Presidente egípcio valoriza proposta de Donald Trump para intermediar conflito sobre águas do Rio Nilo
Trump oferece mediação na disputa do Nilo entre Egito e Etiópia; Sisi valoriza proposta para resolver conflito hídrico crucial.
O presidente do Egito, Abdel Fattah al-Sisi, declarou em 17 de janeiro de 2026 que valoriza a oferta do ex-presidente dos Estados Unidos, Donald Trump, para atuar como mediador na disputa entre Egito e Etiópia a respeito das águas do Rio Nilo. A questão envolve a controvérsia em torno da Grande Barragem do Renascimento Etíope (GERD), que tem sido motivo de tensão entre os dois países.

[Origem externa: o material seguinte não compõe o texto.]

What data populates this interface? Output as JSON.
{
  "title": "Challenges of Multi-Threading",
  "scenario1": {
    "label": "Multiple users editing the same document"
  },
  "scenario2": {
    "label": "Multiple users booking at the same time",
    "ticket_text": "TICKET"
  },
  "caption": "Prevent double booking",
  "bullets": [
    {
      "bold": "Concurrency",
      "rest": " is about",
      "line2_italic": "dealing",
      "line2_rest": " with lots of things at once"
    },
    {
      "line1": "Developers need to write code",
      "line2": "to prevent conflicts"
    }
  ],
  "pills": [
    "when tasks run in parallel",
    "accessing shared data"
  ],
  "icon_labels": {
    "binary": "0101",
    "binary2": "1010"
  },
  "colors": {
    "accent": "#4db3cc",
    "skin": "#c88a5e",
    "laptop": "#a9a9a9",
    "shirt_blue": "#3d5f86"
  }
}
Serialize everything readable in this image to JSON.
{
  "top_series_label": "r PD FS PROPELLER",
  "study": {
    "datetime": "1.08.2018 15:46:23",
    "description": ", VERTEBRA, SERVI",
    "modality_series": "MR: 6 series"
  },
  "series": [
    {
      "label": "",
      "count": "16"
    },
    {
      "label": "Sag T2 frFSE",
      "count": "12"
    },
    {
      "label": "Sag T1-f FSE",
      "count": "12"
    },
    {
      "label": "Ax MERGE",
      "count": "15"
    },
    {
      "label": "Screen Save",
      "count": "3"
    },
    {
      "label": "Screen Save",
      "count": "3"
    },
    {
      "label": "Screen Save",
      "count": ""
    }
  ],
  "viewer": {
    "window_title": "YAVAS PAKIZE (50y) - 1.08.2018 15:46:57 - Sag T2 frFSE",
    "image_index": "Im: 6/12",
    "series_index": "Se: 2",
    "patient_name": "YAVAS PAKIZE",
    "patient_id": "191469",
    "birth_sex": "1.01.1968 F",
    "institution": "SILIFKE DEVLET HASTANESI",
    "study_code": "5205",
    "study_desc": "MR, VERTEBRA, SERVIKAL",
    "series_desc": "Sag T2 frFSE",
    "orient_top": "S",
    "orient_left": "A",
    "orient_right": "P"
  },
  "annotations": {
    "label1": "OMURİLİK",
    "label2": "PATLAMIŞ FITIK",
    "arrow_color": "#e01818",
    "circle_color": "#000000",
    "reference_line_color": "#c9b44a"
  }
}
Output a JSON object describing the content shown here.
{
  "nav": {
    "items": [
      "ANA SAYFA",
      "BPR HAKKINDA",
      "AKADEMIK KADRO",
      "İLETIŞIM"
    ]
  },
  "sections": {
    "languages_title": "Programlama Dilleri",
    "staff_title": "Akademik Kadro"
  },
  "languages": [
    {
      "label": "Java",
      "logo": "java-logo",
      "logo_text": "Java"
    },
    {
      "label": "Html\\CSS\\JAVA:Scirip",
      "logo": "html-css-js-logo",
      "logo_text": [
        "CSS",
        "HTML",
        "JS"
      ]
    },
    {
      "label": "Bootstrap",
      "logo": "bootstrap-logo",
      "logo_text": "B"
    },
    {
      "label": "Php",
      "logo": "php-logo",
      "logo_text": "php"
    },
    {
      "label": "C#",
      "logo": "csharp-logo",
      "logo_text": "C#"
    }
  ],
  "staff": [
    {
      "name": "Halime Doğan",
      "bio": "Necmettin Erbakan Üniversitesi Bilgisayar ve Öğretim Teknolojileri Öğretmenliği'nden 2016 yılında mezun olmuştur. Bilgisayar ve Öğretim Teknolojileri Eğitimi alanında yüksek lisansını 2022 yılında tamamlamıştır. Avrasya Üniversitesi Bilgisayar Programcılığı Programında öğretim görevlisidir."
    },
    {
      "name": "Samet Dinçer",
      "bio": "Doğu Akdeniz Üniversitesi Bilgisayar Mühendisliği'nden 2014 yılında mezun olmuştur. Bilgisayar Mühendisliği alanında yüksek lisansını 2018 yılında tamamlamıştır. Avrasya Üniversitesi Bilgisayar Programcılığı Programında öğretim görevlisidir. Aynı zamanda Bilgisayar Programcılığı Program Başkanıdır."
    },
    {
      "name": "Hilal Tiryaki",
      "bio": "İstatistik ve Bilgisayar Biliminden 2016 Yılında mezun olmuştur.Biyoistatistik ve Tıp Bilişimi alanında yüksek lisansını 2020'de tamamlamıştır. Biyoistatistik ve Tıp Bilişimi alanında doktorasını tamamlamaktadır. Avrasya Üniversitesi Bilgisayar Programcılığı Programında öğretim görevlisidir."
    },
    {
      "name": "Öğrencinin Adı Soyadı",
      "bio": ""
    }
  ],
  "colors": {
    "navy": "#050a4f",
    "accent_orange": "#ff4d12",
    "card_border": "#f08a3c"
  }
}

Contexto da disputa sobre o Rio Nilo
O Rio Nilo é a principal fonte de água para o Egito, país altamente dependente do recurso para agricultura, consumo e geração de energia. A Etiópia construiu a GERD para ampliar sua capacidade energética e promover desenvolvimento econômico, mas o Egito teme que a barragem reduza o fluxo de água vital para sua população.
Desde o início das obras da barragem, em 2011, os dois países não conseguiram chegar a um acordo satisfatório sobre o enchimento e operação da represa. A disputa provocou preocupação internacional pela possibilidade de escalada dos conflitos.
A proposta de mediação de Trump
O ex-presidente dos EUA, Donald Trump, ofereceu-se para mediar o impasse, buscando uma solução diplomática que atenda aos interesses de Egito e Etiópia. O presidente Sisi declarou que vê essa oferta com bons olhos, destacando a necessidade de diálogo e cooperação para a gestão compartilhada dos recursos hídricos do Nilo.
Implicações regionais e internacionais
A mediação de uma figura globalmente conhecida como Trump chama atenção para a importância estratégica do conflito para a estabilidade regional africana. Uma resolução pacífica poderia fortalecer as relações entre os países do Nordeste da África e evitar que a disputa evolua para um conflito mais amplo.
Além disso, o posicionamento do Egito sinaliza abertura para negociações multilaterais, o que pode incentivar outras potências e organismos internacionais a se envolverem na busca por consenso.
Desafios para um acordo duradouro
Apesar da oferta de mediação, persistem divergências entre Cairo e Adis Abeba sobre o controle e o uso do Nilo. A complexidade envolve questões históricas, econômicas e ambientais que exigem soluções equilibradas e sustentáveis.
O progresso dependerá da disposição dos governos em priorizar a cooperação sobre interesses nacionais imediatos, além do engajamento construtivo dos mediadores internacionais.
Este episódio reforça a importância do diálogo diplomático em disputas que envolvem recursos naturais essenciais para a sobrevivência e o desenvolvimento dos povos.